In this case, Plaintiff's allegations are sufficient to plead a plausible violation of her Fourth Amendment rights. She alleges that Defendant made false statements and omitted material facts while investigating the heroin conspiracy and testifying before the grand jury. Detective Spencer allegedly made these statements and omissions recklessly because "any well trained officer" would have recognized and investigated the glaring differences between Barbara Melton, a Pennsylvania-based woman whom police witnessed purchasing heroin, and Barbara Spicknall, a lifelong Anne Arundel County resident with no criminal history. Second Am. Compl. ¶ 22. She alleges that Defendant possessed Melton's correct identifying information, recorded on the BCPD and DEA Reports, but that he recklessly provided Plaintiff's information to the grand jury and the drafter of the warrant instead. Without these misrepresentations, Plaintiff alleges, "no warrant-issuing authority would have issued an arrest warrant against Plaintiff Barbara Spicknall." Id. ¶ 26. These facts, taken together, are sufficient to establish a plausible claim that Defendant violated Plaintiff's Fourth Amendment rights. While Plaintiff may be unable at this early stage to explain exactly what Defendant said or did during the grand jury proceedings, Plaintiff has alleged sufficient facts to allow this Court to make the "reasonable inference" that the Defendant violated her constitutional right. Iqbal, 556 U.S. at 678. She, therefore, has sufficiently alleged a Section 1983 claim.

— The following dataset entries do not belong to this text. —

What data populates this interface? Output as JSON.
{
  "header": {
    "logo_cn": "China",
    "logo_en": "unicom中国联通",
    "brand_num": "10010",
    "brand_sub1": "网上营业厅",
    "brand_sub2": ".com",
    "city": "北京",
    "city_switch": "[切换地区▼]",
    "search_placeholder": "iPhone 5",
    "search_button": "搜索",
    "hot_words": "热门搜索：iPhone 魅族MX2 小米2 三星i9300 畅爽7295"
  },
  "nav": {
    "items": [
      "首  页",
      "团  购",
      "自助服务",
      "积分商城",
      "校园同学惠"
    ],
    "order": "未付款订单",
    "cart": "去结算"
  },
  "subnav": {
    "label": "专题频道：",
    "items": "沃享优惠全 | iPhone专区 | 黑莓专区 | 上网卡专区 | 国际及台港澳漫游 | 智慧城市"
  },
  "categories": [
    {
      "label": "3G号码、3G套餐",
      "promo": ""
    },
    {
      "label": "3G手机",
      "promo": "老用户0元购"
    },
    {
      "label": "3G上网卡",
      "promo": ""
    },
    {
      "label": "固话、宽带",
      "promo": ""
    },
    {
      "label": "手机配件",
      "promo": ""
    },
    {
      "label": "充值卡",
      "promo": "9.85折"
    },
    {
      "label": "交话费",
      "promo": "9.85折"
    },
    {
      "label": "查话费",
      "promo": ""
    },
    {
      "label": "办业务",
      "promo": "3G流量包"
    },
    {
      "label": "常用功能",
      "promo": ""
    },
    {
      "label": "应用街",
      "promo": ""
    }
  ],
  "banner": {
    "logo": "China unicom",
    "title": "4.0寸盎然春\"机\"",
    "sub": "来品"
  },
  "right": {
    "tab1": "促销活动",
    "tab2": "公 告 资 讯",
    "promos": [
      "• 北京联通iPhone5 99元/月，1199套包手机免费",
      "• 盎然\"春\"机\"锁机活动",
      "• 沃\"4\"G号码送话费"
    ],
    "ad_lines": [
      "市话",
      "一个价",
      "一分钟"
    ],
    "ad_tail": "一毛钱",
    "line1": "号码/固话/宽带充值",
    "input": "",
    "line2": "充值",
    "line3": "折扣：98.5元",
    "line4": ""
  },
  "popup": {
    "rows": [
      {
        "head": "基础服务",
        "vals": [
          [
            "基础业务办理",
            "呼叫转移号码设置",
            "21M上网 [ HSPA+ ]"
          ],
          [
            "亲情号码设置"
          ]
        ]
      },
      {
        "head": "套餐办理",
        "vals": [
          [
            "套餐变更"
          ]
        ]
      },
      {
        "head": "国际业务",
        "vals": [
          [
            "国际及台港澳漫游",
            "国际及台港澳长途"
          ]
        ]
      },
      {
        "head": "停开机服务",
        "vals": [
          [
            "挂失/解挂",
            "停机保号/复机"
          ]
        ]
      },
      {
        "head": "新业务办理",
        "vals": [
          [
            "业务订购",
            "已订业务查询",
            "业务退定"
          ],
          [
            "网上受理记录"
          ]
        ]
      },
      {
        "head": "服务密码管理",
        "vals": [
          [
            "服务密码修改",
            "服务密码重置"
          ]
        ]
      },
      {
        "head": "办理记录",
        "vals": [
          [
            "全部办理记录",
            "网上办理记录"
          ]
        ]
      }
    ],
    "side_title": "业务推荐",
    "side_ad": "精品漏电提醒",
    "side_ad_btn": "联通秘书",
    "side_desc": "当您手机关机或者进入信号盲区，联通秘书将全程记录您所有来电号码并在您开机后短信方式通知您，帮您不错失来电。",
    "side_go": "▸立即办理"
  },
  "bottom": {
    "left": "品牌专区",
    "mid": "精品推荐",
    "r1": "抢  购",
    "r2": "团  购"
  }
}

The parties agree that Plaintiff's state constitutional claims under Articles 24 and 26 of the Maryland Declaration of Rights are construed in pari materia to her Fourth and Fourteenth Amendment claims.
Defendant implicitly invokes qualified immunity when he argues that, in order to plead a valid Section 1983 claim, Plaintiff must first allege that the actions of the Defendant Police Officer deprived her of an actual constitutional right, and second that the right was clearly established at the time of the alleged violation. To survive a motion to dismiss on qualified immunity grounds, a plaintiff must (1) allege sufficient facts to "make out a violation of a constitutional right," and (2) the court must find that this right "was clearly established at the time of" the alleged violation. M.C. v. Amrhein, 598 Fed. App'x 143, 146 (4th Cir. 2015) (quoting Pearson v. Callahan, 555 U.S. 223, 232 (2009)). This Court has already determined that Plaintiff has sufficiently alleged a violation of her constitutional rights.
Turning to the second prong of the qualified immunity analysis, this Court must consider whether Spicknall's right to be free from seizure without probable cause was clearly established. M.C., 598 Fed. App'x at 146. A right is "clearly established" when "it would be clear to a reasonable officer that his conduct was unlawful in the situation he confronted." Henry v. Purnell 652 F.3d 524, 534 (4th Cir. 2011) (quoting Saucier, 533 U.S. 194, 202 (2001)). The "salient question" this Court must ask is thus whether "the state of the law" at the time of the asserted constitutional violation gave Defendant "fair warning" that his alleged conduct was unconstitutional. Hope v. Pelzer, 536 U.S. 730, 741 (2002).
This question demands a clear answer in the affirmative. The United Supreme Court and the United States Court of Appeals for the Fourth Circuit have long held that a police officer violates the Fourth Amendment by deliberately or recklessly making material false statements or omissions in order to obtain a warrant. See, e.g., Franks, 438 U.S. at 155; United States v. Leon, 468 U.S. 897, 923 (1984); Miller, 475 F.3d at 631; Smith v. Reddy, 101 F.3d 351, 355 (4th Cir. 1996). Defendant does not attempt to argue otherwise. Accordingly, he is not entitled to qualified immunity for the alleged violation of Plaintiff's Fourth Amendment rights at this stage.
For the reasons stated below, Defendant's first Motion to Dismiss for Failure to State a Claim, or in the Alternative, for Summary Judgment (ECF No. 9) is MOOT and second Motion to Dismiss for Failure to State a Claim, or in the Alternative, Motion for Summary Judgment (ECF No. 15), construed as a Motion to Dismiss, is DENIED.